事件の解決と共に、彼女も最初とは別人かと思うくらい、成長を遂げるところが爽やかでした。

脇役キャラがまたどの人物も個性的で良かったですね~。特に、彼女の家族はみんな素敵だった。
エコに拘るお母さん、ゲップで意思表示をするお父さん(これはどうかと思ったが^^;)、
ヘヴィメタマニアのお兄ちゃん。ヘンテコな家族だけど、みんな心があったかくて、素敵な
家族だなぁって思いました。特に、ラストで和子があるお願いをした時に見せた家族三人の
粋な態度にほろり(三人三様でしたが^^;)。貧乏でも、こんなあったかい家族がいる家庭って、
絶対幸せだと思うな。お母さんが、働いていない和子に毎月2万の生活費を入れろと要求してきた
理由にもじーんとしました。子供の幸せを願わない親なんていないんだよね・・・(涙)。

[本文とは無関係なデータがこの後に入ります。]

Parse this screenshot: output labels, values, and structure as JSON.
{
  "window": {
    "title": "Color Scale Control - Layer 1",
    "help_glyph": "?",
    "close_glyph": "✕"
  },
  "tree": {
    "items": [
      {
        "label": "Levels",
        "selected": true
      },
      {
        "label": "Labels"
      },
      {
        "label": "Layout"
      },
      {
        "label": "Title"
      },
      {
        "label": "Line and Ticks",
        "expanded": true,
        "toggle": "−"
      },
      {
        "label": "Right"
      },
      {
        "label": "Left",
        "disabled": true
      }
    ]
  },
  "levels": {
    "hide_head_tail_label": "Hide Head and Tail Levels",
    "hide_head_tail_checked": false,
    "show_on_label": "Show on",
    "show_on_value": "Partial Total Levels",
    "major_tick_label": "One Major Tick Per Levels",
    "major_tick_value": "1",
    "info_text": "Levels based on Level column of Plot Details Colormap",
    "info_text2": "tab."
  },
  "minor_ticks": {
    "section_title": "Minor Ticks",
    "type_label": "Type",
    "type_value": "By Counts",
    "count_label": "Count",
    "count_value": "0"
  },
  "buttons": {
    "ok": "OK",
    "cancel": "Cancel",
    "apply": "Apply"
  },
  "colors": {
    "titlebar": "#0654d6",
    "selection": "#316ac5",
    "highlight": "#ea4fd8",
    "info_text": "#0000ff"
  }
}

あと、イケメンなのに電波系(笑)の冬野さんのキャラも良かったですね。身近にいたら
鬱陶しいでしょうけどねぇ、こういう人・・・。でも、和子とは案外お似合いなんじゃないの
かな~。和子も、鬱陶しいと思いながらも、ヘンテコな話に付き合ってあげちゃったりして
(右の耳から左の耳って感じでしょうが(苦笑))。

事件の真相はさほど驚くものではなかったのですが、事件そのものよりも、事件が解決した後の
和子の行動の方がこの作品で作者が一番書きたかった部分なんじゃないでしょうか。彼女の成長
が伺えるエピソードに、こちらまで嬉しくなりました(一番嬉しかったのは、康雄さんでしょう
けれどね)。

康雄さん(ミル太)の最後は、想像していただけに、悲しかったのですが・・・最後に、とっても
嬉しいサプライズがあったので、気持よく読み終えられました。これは続編書いて欲しいなぁ。
毎回ぬいぐるみ変えてね(笑)。

あと、ラストでまさかのチャンネルファンタズモとのリンクが判明。そ、そうだったのかぁ。
確かに、あれも霊とかUMAが関わる話でしたもんね。まさかそんなところに繋がるとは思いません
でした(笑)。こういう繋がりもちょっと嬉しい。そういえば、あっちも続編書いて欲しいな~。